Relations Vatican - monde musulman
L’intérêt des USA pour le dialogue interreligieux
Washington a suivi les développements liés au discours du pape Benoît XVI en septembre 2006.
La relation du Vatican avec le monde musulman intéresse les Etats-Unis au plus haut point. Peut-être parce que le gouvernement américain cherche lui-même à redéfinir son propre rapport à l’Islam, mis à mal par la «war against terror», le Saint-Siège a accaparé les regards de l’Administration américaine. Et c’est avec un intérêt accru que les Etats-Unis ont suivi les développements liés au discours prononcé, en septembre 2006, par le récemment élu pape Benoît XVI. A quelques jours de sa première visite officielle en Turquie, le cardinal Joseph Ratzinger s’adresse à l’université de Ratisbonne, en Allemagne.
Son discours, intitulé «Foi, raison et université - Souvenirs et réflexions» fera scandale. Et pour cause, il y cite les dires de l’empereur byzantin Manuel II, qui lient Islam et violence. «Il a expliqué que le prosélytisme par la violence est inacceptable pour les chrétiens, mais pas nécessairement pour les musulmans. La réelle citation inclut une référence acerbe au prophète Mohammed. Cette référence, une très petite partie de la conférence, suscite des réactions enflammées dans le monde musulman, ainsi que quelques explications contrites de Rome et des commentaires considérables», peut-on lire dans un câble diplomatique daté de septembre 2006. Et l’ambassadeur américain au Vatican de commenter : «Pour l’instant, il est clair que le souverain pontife a créé une controverse non désirée, avec des implications potentiellement dangereuses et nuisibles. L’on pense que le pape, un universitaire retiré et studieux de nature, n’avait tout simplement pas imaginé que sa référence historique pourrait causer de telles brûlures d’estomac.

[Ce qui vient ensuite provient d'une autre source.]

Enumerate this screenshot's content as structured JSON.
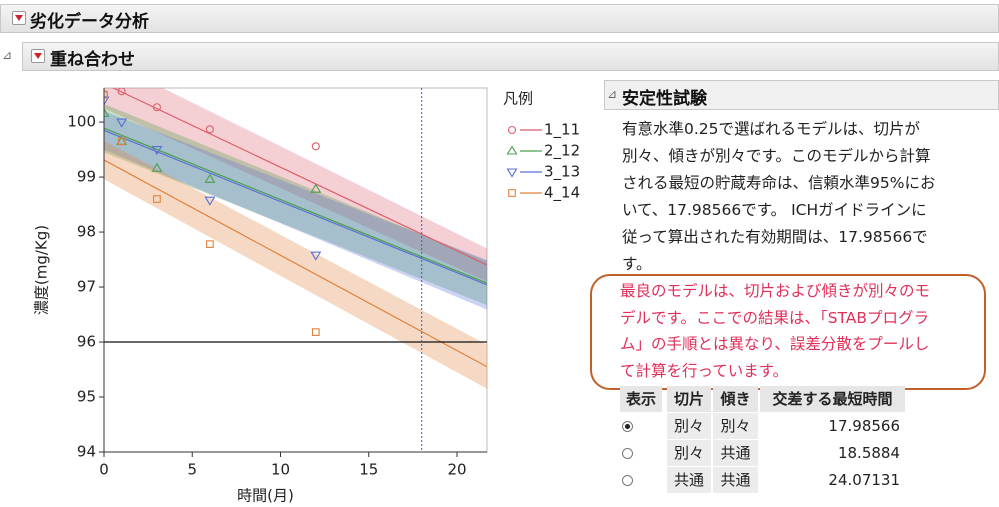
{
  "header": {
    "title": "劣化データ分析",
    "subtitle": "重ね合わせ"
  },
  "chart_data": {
    "type": "scatter",
    "x_label": "時間(月)",
    "y_label": "濃度(mg/Kg)",
    "legend_title": "凡例",
    "xlim": [
      0,
      21.7
    ],
    "ylim": [
      94,
      100.62
    ],
    "xticks": [
      0,
      5,
      10,
      15,
      20
    ],
    "yticks": [
      94,
      95,
      96,
      97,
      98,
      99,
      100
    ],
    "hline": 96,
    "vline": 18,
    "fit_x": [
      0,
      21.7
    ],
    "series": [
      {
        "name": "1_11",
        "color": "#dc5f6c",
        "marker": "circle",
        "x": [
          0,
          1,
          3,
          6,
          12
        ],
        "values": [
          100.5,
          100.56,
          100.27,
          99.87,
          99.56
        ],
        "fit": [
          100.7,
          97.4
        ],
        "band_lower": [
          100.25,
          97.1
        ],
        "band_upper": [
          101.15,
          97.7
        ]
      },
      {
        "name": "2_12",
        "color": "#4aa04a",
        "marker": "triangle-up",
        "x": [
          0,
          1,
          3,
          6,
          12
        ],
        "values": [
          100.16,
          99.65,
          99.16,
          98.96,
          98.78
        ],
        "fit": [
          99.89,
          97.07
        ],
        "band_lower": [
          99.45,
          96.67
        ],
        "band_upper": [
          100.33,
          97.47
        ]
      },
      {
        "name": "3_13",
        "color": "#5a6ed6",
        "marker": "triangle-down",
        "x": [
          0,
          1,
          3,
          6,
          12
        ],
        "values": [
          100.4,
          100.0,
          99.5,
          98.58,
          97.58
        ],
        "fit": [
          99.85,
          97.04
        ],
        "band_lower": [
          99.5,
          96.59
        ],
        "band_upper": [
          100.2,
          97.49
        ]
      },
      {
        "name": "4_14",
        "color": "#e0823c",
        "marker": "square",
        "x": [
          0,
          1,
          3,
          6,
          12
        ],
        "values": [
          100.5,
          99.65,
          98.6,
          97.78,
          96.18
        ],
        "fit": [
          99.31,
          95.55
        ],
        "band_lower": [
          98.96,
          95.15
        ],
        "band_upper": [
          99.66,
          95.95
        ]
      }
    ]
  },
  "report": {
    "title": "安定性試験",
    "lines": [
      "有意水準0.25で選ばれるモデルは、切片が",
      "別々、傾きが別々です。このモデルから計算",
      "される最短の貯蔵寿命は、信頼水準95%にお",
      "いて、17.98566です。 ICHガイドラインに",
      "従って算出された有効期間は、17.98566で",
      "す。"
    ],
    "note": [
      "最良のモデルは、切片および傾きが別々のモ",
      "デルです。ここでの結果は、「STABプログラ",
      "ム」の手順とは異なり、誤差分散をプールし",
      "て計算を行っています。"
    ],
    "table": {
      "columns": [
        "表示",
        "切片",
        "傾き",
        "交差する最短時間"
      ],
      "rows": [
        [
          "別々",
          "別々",
          "17.98566"
        ],
        [
          "別々",
          "共通",
          "18.5884"
        ],
        [
          "共通",
          "共通",
          "24.07131"
        ]
      ]
    }
  }
}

Tandis que certains blâment les médias ou les semeurs de troubles musulmans, l’on pense surtout que cette tempête aurait facilement pu être évitée», estime-t-il. Toutefois, l’ambassadeur ne semble pas pencher pour la thèse de l’inadvertance. Car il est évident que dans le monde d’aujourd’hui, impossible que l’on eut pu supposer qu’une telle référence, «par le pape! », qui dit que le prophète Mohammed était «mauvais et inhumain», passerait inaperçue. «Benoît XVI est connu pour être quelqu’un de méticuleux. Il se prépare pour une importante visite à Istanbul. Son évocation de Manuel, un empereur dont la vie a été définie par le combat avec les Ottomans qui ont détruit son empire quelques décennies plus tard, doit avoir été délibérée. De même, la décision de citer les paroles précisément, – plutôt qu’une paraphrase plus douce – est importante», analyse le diplomate. Ce qui pourrait faire comprendre que le pape, qui s’oppose farouchement à l’entrée de la Turquie dans l’Union européenne, a délibérément choisi une voie «moins diplomatique et plus évangélique, avec une forte volonté de dire des choses politiquement incorrectes».
Retenir les leçons
Avis partagé par l’ambassadeur, qui souligne que «Benoît XVI a très probablement soigneusement choisi ses mots et ne répugnait pas à ce que ses dires soient interprétés comme du scepticisme envers l’Islam. Mais il n’avait sûrement pas l’intention de mettre le feu aux poudres entre chrétiens et musulmans», estime-t-il. Et l’Administration US entend bien retenir la leçon de la bévue pontificale. «De notre point de vue, un quelconque commentaire du gouvernement quant à cet événement doit souligner que les propos du souverain pontife ont été mal interprétés. De même, insister sur notre profond respect de l’Islam», conclut l’ambassadeur.
Dans un autre câble, daté de décembre 2009, l’on apprend aussi l’étendue de l’intérêt porté par les Etats-Unis au dialogue interreligieux initié par le Saint-Siège. Canaux que le gouvernement US voudrait intégrer, en s’engageant avec le Vatican à promouvoir «la compréhension et l’action interreligieuses», car «les dialogues ne peuvent qu’aider à prévenir et à aplanir les malentendus et les tensions entre les populations». Toutefois, pour l’Administration américaine, une grande question reste posée : «Comment traduire les hauts principes moraux que les religions majeures apportent à la table du dialogue en actions concrètes ?».